Les Français ont décidément un incroyable talent dès lors qu’il s’agit de résoudre, la mine grave, des problèmes qui ne se posent pas. L’ubuesque polémique relative à des jets de peinture blanche sur une statue de Victor Hugo, trônant à Besançon sur l’esplanade des Droits-de-l’homme, survenue ce lundi 21 novembre, le démontre mieux que bien.
L’œuvre est signée Ousmane Sow, sculpteur sénégalais à l’immense talent. Pour le situer, on dira qu’on échangerait bien la plus modeste de ses créations contre l’œuvre entière d’un Jeff Koons, faisan emblématique de l’art conceptuel dont l’un des acheteurs les plus frénétiques n’est autre que Bernard Arnault, équivalent contemporain, en matière de jobardise friquée, du Monsieur Jourdain de Molière.
Pour Anne Vignot (EELV), mairesse de tous les Bisontins et de toutes les Bisontines, l’affaire est entendue, dès le lendemain : « Les valeurs de la République, à côté de Victor Hugo, c’est liberté, égalité, fraternité, solidarité et, surtout antiracisme. » Après le triptyque républicain, place au quinté dans l’ordre, en quelque sorte. À lire Le Point, « à Besançon, des néonazis "blanchissent" des œuvres d’art municipales ».
Pour L’Est républicain, la cause est là aussi d’avance entendue : « Anne Vignot a porté plainte après ces dégradations ressemblant à un "white facing", et on ignore quel était le message des malfaiteurs. » Bref, ça se complique. « Néonazis » ou pas ? Ce, d’autant plus qu’un « black face », on connaît. C’est un Blanc qui se grime en Noir. Mais un « white facing » ? Laver plus blanc que blanc ? C’est le sketch de Coluche. Plus blanc que blanc, c’est aussi transparent qu’Anne Vignot.

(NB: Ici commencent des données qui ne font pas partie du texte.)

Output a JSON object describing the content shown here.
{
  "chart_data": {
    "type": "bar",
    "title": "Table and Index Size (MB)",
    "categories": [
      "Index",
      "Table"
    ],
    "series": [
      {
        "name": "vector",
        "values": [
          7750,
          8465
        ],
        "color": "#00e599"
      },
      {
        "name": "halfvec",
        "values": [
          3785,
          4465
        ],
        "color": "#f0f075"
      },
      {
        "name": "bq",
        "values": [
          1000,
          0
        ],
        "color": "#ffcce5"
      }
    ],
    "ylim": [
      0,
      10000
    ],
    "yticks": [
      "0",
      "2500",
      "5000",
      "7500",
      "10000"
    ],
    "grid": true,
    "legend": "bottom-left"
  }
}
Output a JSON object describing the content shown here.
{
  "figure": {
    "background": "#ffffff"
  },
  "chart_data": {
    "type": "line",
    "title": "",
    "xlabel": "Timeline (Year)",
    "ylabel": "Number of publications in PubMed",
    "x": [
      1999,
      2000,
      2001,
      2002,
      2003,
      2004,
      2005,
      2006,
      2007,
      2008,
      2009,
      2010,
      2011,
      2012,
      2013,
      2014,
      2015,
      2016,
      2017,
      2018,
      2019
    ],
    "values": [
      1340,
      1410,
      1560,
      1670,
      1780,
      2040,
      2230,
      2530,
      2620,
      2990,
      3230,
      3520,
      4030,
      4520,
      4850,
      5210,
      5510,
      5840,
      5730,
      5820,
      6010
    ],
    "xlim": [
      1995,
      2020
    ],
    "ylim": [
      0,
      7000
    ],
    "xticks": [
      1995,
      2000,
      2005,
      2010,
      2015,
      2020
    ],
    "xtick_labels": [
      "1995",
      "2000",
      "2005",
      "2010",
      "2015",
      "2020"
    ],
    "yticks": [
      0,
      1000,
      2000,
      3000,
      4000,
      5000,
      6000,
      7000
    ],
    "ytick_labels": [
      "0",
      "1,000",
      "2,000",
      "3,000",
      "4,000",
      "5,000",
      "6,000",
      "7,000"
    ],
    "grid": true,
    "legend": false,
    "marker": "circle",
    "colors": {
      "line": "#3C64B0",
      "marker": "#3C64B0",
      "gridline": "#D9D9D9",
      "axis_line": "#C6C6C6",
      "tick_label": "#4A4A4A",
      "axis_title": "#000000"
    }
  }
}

L’histoire est d’autant plus baroque que Béatrice Soulié, veuve de l’artiste, affirme au Point : « C’est un acte raciste. C’est une œuvre magnifique. Je suis très triste de cette violence et du monde actuel qui lui laisse place. […] Cette polémique née autour de la statue de Victor Hugo, ce n’est pas un problème artistique, c’est politique. » Il est vrai qu’il faut aussi prendre en compte ce menu détail : la statue du grand homme, coulée dans le bronze, vient d’être rénovée.
Le gag, c’est que sur l’affaire, Béatrice Soulié a dit à peu près tout et son contraire, si l’on en croit Télérama : « Elle a, dans un premier temps, exprimé sa déception face à un "Victor Hugo noir qui n’a jamais été l’intention d’Ousmane" et signalé un problème au niveau de la "chemise très blanche et le collier de barbe". » Pour tout arranger, nous dit l’hebdomadaire, « les Bisontins étaient habitués, depuis vingt ans, à côtoyer un Victor Hugo aux tonalités plus vertes ».
Pas la peine d’avoir fait les beaux-arts pour savoir que le bronze, c’est sombre. Sculpté dans ce noble métal, même David Bowie pourrait ressembler à Louis Armstrong et Fabrice Luchini à Omar Sy. Pis : le bronze est connu pour devenir verdâtre, quand il est exposé aux éléments. Lui rendre sa couleur d’origine ne signifie en rien une quelconque stigmatisation de nos amis Martiens ou même de ce brave Shrek, l’ogre flatulent qu’on sait. Bizarrement, sont moins de notoriété publique les influences artistiques d’Ousmane Sow, tel qu’en témoigne sa fiche Wikipédia : « C’est en 1984, inspiré par les photos de Leni Riefenstahl représentant les Nouba du Sud-Soudan, qu’il commence à travailler sur les lutteurs de cette ethnie et réalise sa première série de sculptures : Les Nouba. En 1988 naîtront Les Masaï, en 1991 Les Zoulou et, enfin, en 1993, Les Peul. »
Comment se fait-il que ceux qui se réjouissent des déboulonnages de statues de tel ou tel personnage historique s’indignent d’un jet de peinture sur celle de ce brave Victor Hugo qui, tour à tour royaliste et républicain, laïcard et bondieusard à la fois, en a sûrement vu bien d’autres ? À moins qu’Anne Vignot ne nous éclaire de ses lumières, on ne voit pas.